Mi colega, el pesimista, desayuna leyendo los
periódicos. Sigue de cerca el
relato minucioso de las peripecias políticas y se divierte inventando fabulosas
soluciones que, me asegura, jamás serán consideradas por nadie en este
país. Pasa las páginas farfullando
quejas y de vez en cuando le da un sorbo a su taza de café.

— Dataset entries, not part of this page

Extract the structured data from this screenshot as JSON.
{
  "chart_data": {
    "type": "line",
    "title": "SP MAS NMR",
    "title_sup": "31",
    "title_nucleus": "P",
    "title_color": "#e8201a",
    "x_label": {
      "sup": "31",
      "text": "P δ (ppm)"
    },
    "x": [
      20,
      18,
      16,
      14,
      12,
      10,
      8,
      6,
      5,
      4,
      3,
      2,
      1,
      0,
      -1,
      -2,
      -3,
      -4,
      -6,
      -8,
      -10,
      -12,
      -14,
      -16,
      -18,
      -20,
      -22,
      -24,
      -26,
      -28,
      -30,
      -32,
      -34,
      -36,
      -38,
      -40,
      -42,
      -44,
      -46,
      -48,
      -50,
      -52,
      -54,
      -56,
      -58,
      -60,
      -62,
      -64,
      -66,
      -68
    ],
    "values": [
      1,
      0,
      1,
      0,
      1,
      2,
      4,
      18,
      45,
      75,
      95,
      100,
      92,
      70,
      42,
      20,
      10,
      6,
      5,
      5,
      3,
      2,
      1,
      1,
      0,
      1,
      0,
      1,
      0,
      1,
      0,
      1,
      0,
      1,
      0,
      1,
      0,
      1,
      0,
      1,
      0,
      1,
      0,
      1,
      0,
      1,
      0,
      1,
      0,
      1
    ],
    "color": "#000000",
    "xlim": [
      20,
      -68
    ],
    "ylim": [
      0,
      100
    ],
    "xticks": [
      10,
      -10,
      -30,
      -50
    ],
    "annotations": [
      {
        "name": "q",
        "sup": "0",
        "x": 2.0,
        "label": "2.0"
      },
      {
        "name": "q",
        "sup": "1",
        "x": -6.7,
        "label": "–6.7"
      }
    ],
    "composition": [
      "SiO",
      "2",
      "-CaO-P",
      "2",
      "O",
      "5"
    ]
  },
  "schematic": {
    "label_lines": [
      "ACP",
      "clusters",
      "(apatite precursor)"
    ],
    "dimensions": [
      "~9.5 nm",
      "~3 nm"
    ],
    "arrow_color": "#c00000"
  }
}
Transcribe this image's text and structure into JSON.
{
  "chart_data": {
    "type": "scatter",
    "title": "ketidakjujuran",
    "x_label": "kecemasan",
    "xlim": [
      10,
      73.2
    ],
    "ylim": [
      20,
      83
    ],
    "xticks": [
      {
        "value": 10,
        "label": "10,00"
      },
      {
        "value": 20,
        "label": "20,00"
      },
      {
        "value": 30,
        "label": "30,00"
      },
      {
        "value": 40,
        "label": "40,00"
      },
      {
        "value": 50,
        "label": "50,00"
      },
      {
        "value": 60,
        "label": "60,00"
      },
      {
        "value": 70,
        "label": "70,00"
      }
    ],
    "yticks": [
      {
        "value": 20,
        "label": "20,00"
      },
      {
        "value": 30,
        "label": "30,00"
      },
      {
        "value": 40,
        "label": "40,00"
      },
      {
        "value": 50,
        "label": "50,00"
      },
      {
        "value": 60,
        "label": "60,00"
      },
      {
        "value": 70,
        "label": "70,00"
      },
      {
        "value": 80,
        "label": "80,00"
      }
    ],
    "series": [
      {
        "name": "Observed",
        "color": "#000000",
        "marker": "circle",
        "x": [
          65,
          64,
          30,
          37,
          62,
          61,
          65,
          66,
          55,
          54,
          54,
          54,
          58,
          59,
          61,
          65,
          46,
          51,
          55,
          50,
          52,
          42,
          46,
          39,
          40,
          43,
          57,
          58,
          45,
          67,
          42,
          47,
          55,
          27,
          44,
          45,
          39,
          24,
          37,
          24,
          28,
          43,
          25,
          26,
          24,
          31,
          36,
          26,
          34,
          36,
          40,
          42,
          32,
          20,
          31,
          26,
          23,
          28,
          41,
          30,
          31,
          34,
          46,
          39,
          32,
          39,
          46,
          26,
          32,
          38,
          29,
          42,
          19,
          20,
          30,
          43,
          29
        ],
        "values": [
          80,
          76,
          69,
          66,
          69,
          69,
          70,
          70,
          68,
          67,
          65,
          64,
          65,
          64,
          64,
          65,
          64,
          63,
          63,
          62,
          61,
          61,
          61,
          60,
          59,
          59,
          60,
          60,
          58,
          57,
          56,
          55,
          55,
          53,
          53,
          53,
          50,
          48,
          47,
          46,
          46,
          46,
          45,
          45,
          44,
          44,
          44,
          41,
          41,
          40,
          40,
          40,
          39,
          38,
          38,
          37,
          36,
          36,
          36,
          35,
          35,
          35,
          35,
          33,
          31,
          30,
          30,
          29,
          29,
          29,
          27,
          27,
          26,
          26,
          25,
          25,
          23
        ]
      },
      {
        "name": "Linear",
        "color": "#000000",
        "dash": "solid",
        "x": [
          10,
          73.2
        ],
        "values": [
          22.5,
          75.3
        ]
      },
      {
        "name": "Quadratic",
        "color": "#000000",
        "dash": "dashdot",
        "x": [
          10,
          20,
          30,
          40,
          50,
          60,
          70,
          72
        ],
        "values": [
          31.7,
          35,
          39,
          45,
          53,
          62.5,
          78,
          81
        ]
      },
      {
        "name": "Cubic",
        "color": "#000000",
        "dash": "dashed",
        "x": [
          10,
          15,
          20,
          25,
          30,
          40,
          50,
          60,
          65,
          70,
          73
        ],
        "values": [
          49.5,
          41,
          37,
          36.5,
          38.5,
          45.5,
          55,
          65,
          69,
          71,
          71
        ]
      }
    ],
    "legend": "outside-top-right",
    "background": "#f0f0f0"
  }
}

Con la lectura, su mirada se desplaza a lugares
distantes: Bagdad, Somalia, Moscú.
Suelen aparecer montones de cadáveres anónimos, tétricos datos para los
libros de historia. No sólo se
trata de asesinatos y bombardeos, a veces tiemblan los suelos, se levantan olas
gigantescas, bandadas de pájaros muertos llueven sobre la tierra. El mundo, sostiene con aire doctoral,
es así: convulso y aterrador.
Muerde luego su tostada, se limpia cuidadosamente las migajitas del
hocico y mira por la ventana.
Le maravilla la contrastante calma de su
vecindario: la gente sale al trabajo y sigue su rutina, ajena al hambre remota,
las masacres domésticas y el continuo estallido de las bombas. Al pesimista le sobrecoge percibir esta
unánime indiferencia. La distancia
los protege: ojos que no ven, corazón que no siente.
Sin embargo se le ocurre que no están
suficientemente lejos, sabe bien que en cualquier momento puede tocarlos la
desgracia con una de sus alas - o balas.
El pesimista rememora en un instante varias historias truculentas. Sólo ve a su alrededor los estragos de
una callada hecatombe.
Un súbito escalofrío recorre su espalda. Imagina muy cercanos los golpes, las
explosiones, los alaridos. Se
siente terriblemente vulnerable.
La desazón le impide seguir tragando el desayuno. Así, en ese estado lastimoso, el hombre
comienza el día.
Hay quien no debiera leer los periódicos tan de
mañana. Más le vale a mi colega
que hoy tropiece con un ángel, alguien generoso que le muestre que de vez en
cuando la esperanza sopla, breve y leve, sobre el mundo.
Publicado en El nuevo día el 16 de mayo de 2007.